Tout le monde connaît le melting-pot à l’américaine. Quid de celui à la japonaise ? C’est l’un des piliers de Saudade. On y suit des ouvriers du bâtiment à Kôfu, banale ville industrielle : se croisent autant de natifs que de Brésiliens, Coréens ou Philippins. Dans un pays exaltant pourtant le nationalisme, une sorte d’idéal multicommunautaire… si la crise n’était pas passée par là.

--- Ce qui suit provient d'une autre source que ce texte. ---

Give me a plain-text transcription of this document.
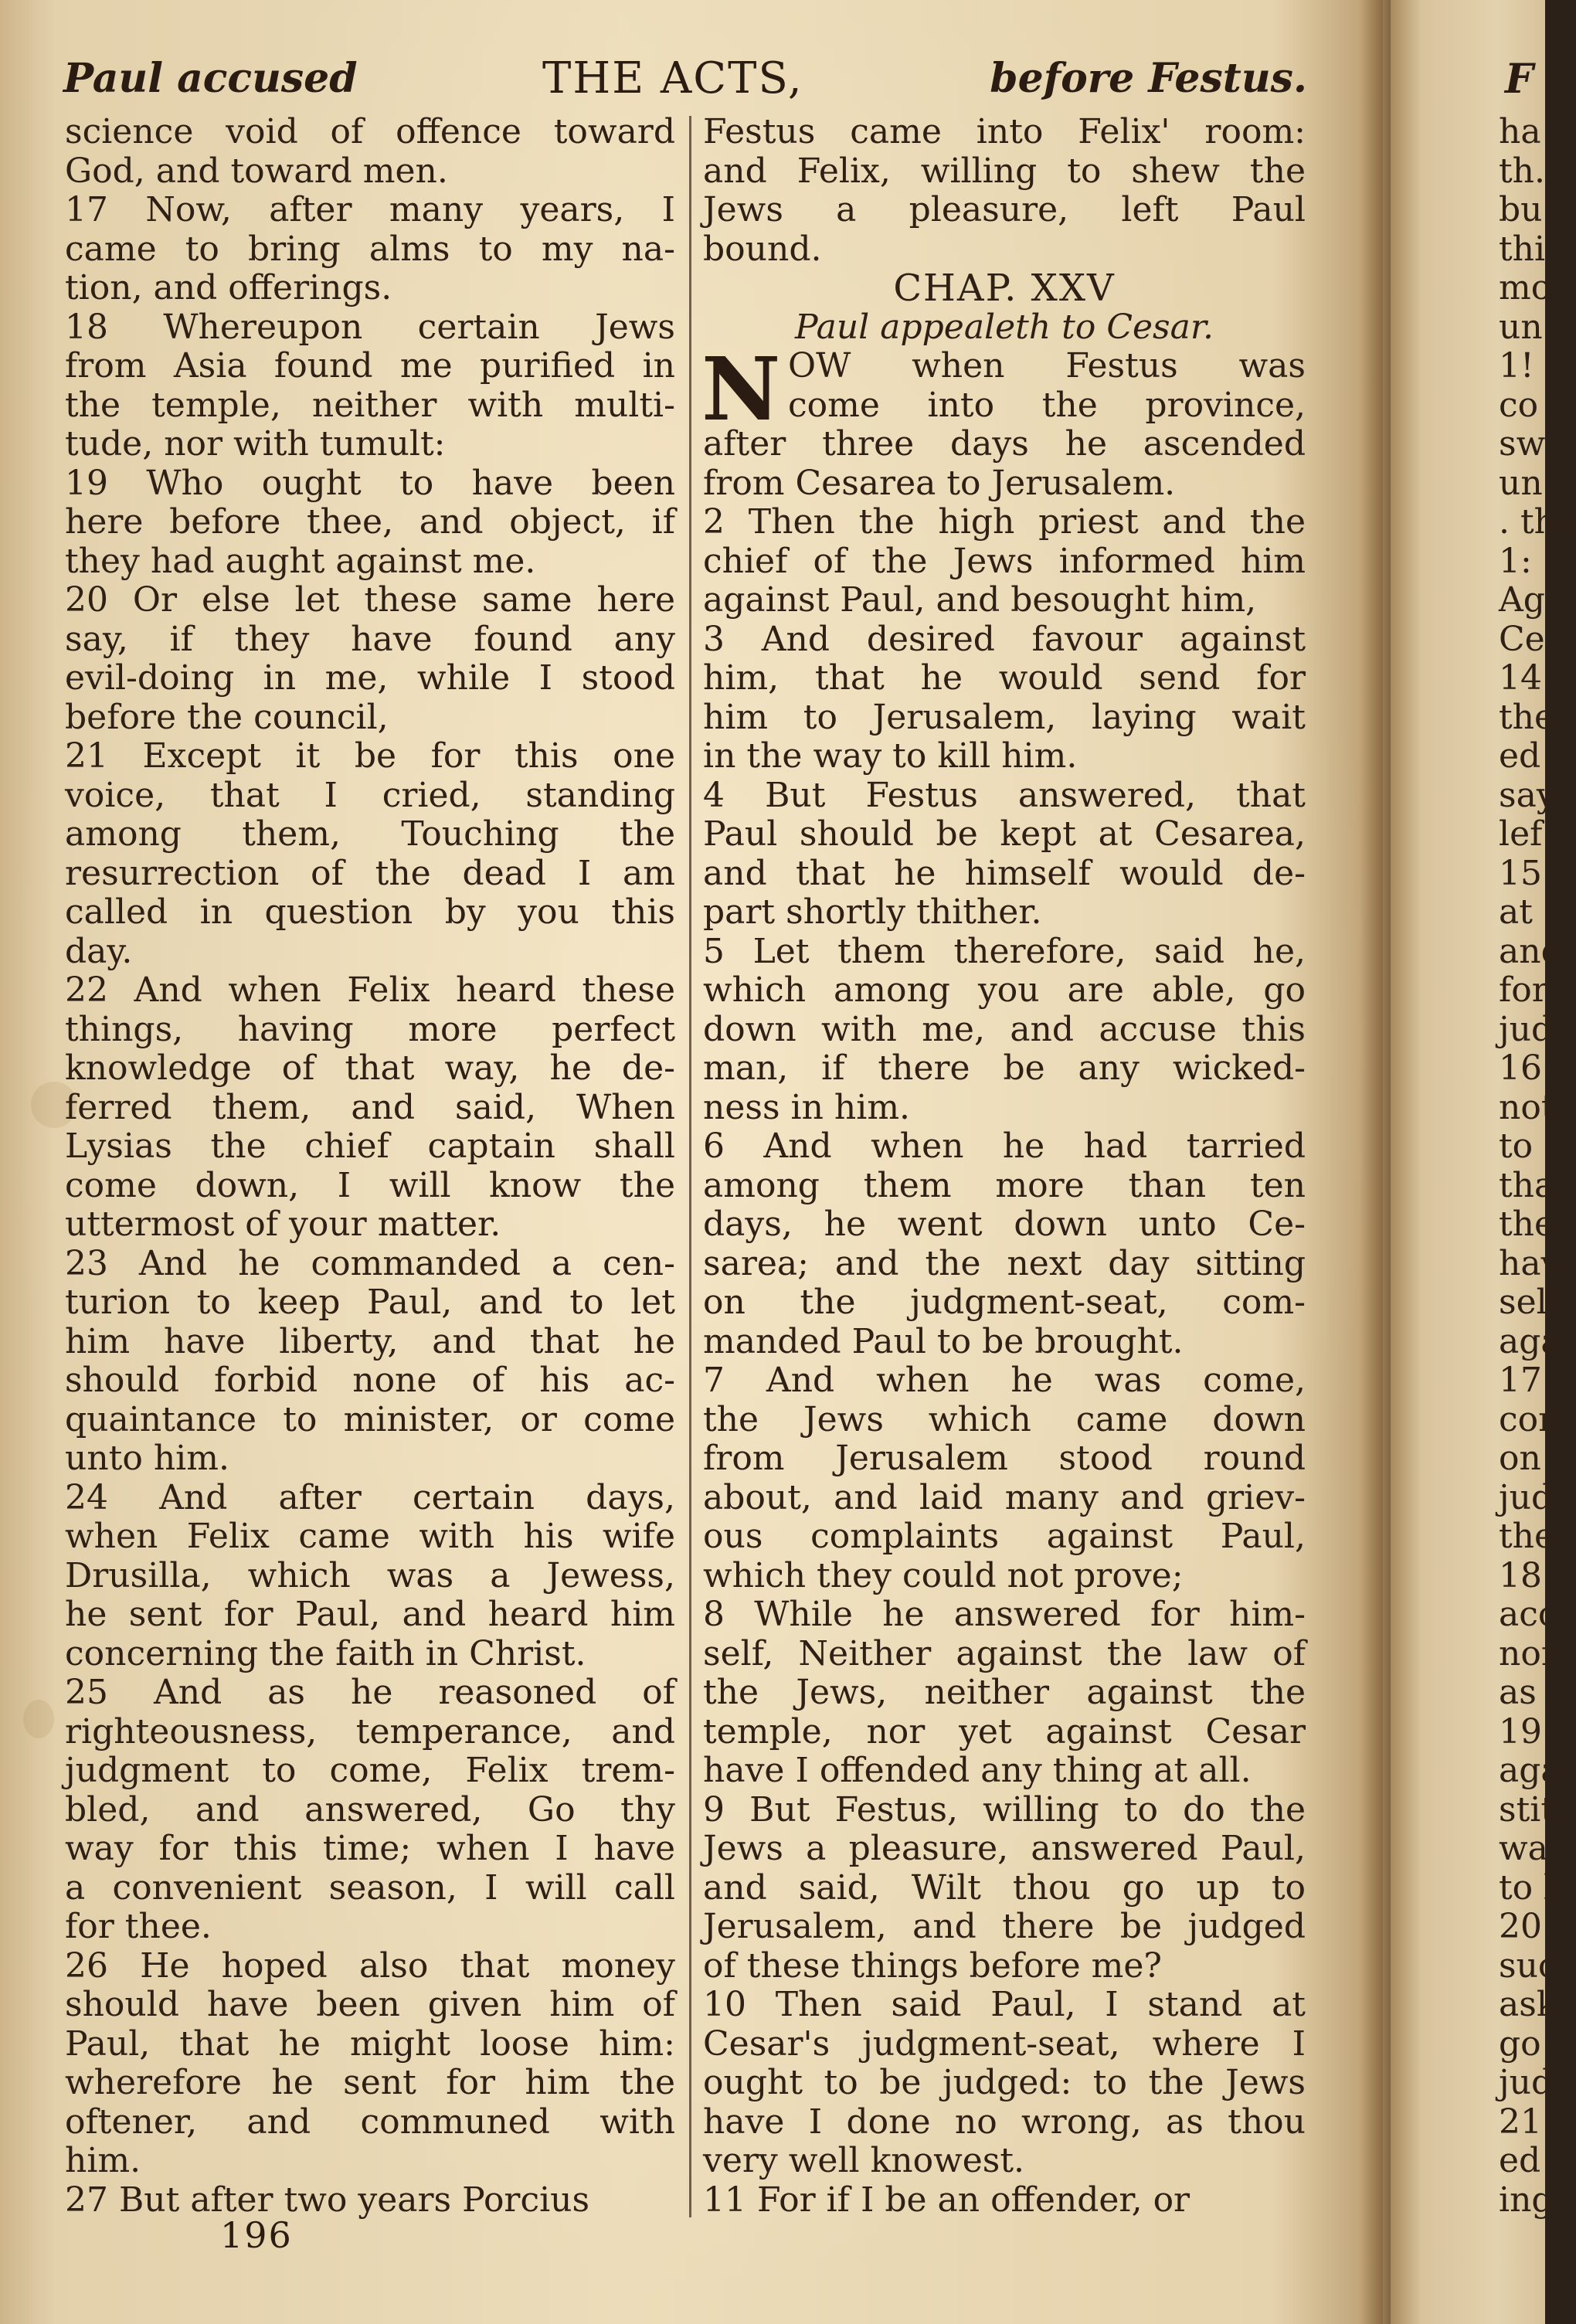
Paul accused	THE ACTS,	before Festus.
science void of offence toward
God, and toward men.
17 Now, after many years, I
came to bring alms to my na-
tion, and offerings.
18 Whereupon certain Jews
from Asia found me purified in
the temple, neither with multi-
tude, nor with tumult:
19 Who ought to have been
here before thee, and object, if
they had aught against me.
20 Or else let these same here
say, if they have found any
evil-doing in me, while I stood
before the council,
21 Except it be for this one
voice, that I cried, standing
among them, Touching the
resurrection of the dead I am
called in question by you this
day.
22 And when Felix heard these
things, having more perfect
knowledge of that way, he de-
ferred them, and said, When
Lysias the chief captain shall
come down, I will know the
uttermost of your matter.
23 And he commanded a cen-
turion to keep Paul, and to let
him have liberty, and that he
should forbid none of his ac-
quaintance to minister, or come
unto him.
24 And after certain days,
when Felix came with his wife
Drusilla, which was a Jewess,
he sent for Paul, and heard him
concerning the faith in Christ.
25 And as he reasoned of
righteousness, temperance, and
judgment to come, Felix trem-
bled, and answered, Go thy
way for this time; when I have
a convenient season, I will call
for thee.
26 He hoped also that money
should have been given him of
Paul, that he might loose him:
wherefore he sent for him the
oftener, and communed with
him.
27 But after two years Porcius
Festus came into Felix' room:
and Felix, willing to shew the
Jews a pleasure, left Paul
bound.
CHAP. XXV
Paul appealeth to Cesar.
N OW when Festus was
come into the province,
after three days he ascended
from Cesarea to Jerusalem.
2 Then the high priest and the
chief of the Jews informed him
against Paul, and besought him,
3 And desired favour against
him, that he would send for
him to Jerusalem, laying wait
in the way to kill him.
4 But Festus answered, that
Paul should be kept at Cesarea,
and that he himself would de-
part shortly thither.
5 Let them therefore, said he,
which among you are able, go
down with me, and accuse this
man, if there be any wicked-
ness in him.
6 And when he had tarried
among them more than ten
days, he went down unto Ce-
sarea; and the next day sitting
on the judgment-seat, com-
manded Paul to be brought.
7 And when he was come,
the Jews which came down
from Jerusalem stood round
about, and laid many and griev-
ous complaints against Paul,
which they could not prove;
8 While he answered for him-
self, Neither against the law of
the Jews, neither against the
temple, nor yet against Cesar
have I offended any thing at all.
9 But Festus, willing to do the
Jews a pleasure, answered Paul,
and said, Wilt thou go up to
Jerusalem, and there be judged
of these things before me?
10 Then said Paul, I stand at
Cesar's judgment-seat, where I
ought to be judged: to the Jews
have I done no wrong, as thou
very well knowest.
11 For if I be an offender, or
196
F
ha
th.
bu
thi
mo
un
1!
co
sw
un
. the
1:
Ag
Ce
14
the
ed
say
lef
15
at
and
for
jud
16
not
to
tha
the
hav
self
aga
17
con
on
jud
the
18
acc
nor
as
19
aga
stit
wa
to l
20
suc
ask
go
jud
21
ed
ing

Même le réalisateur, Katsuya Tomita, a deux métiers : cinéaste le week-end, chauffeur routier la semaine, et il a dû troquer son camion contre une fourgonnette faute de commandes suffisantes. Dans sa bourgade d’origine, il revient décrypter les déficits financiers et humains. Un critique de Variety a décrit son œuvre comme « un épisode de The Wire réalisé par Apichatpong Weerasethakul », l’auteur hypnotique d’Oncle Boonmee. On n’a pas trouvé mieux pour résumer cette tranche de vie prolo au long cours (quasiment trois heures) qui palpite mais reste fluide. Y compris dans sa symbiose avec les codes culturels actuels.
Latence exponentielle
La densité de Saudade est phénoménale : chaque personnage porte en lui une part de l’Histoire japonaise récente. Ainsi cet ouvrier, fils de petits commerçants ayant tout perdu par addiction au pachinko (le flipper local), qui se lance dans des battles de rap identitaire avec un métis nippo-brésilien. Ou cet autre, marié à une Thaïlandaise mais qui sombre dans la rengaine raciste des « immigrés qui mangent le pain des Japonais ». A travers eux, Tomita capte des mécanismes resurgissant à chaque récession. Repli sur soi, haine progressive de l’autre… Saudade ne raconte rien de neuf, mais insiste sur une intensité croissante, sur la latence exponentielle d’une violence sociale, politique.
La mise en scène est à cette image, par moments techniquement brouillonne, à l’arrache, au bord de se fissurer. Il en résulte pourtant la sensation d’une vérité, d’une justesse. Mais aussi d’une distance, quand Tomita constate que les immigrés et la jeune génération ouvrière sont victimes d’un même rejet. De quoi bousculer l’identité nationale jusque dans l’ironie d’un titre qui suinte la mélancolie (le portugais saudade, « mal du pays », sans équivalent dans la langue nippone), mais surtout la douleur préventive d’un cataclysme social à venir, dont les dégâts seront plus lourds qu’à Fukushima.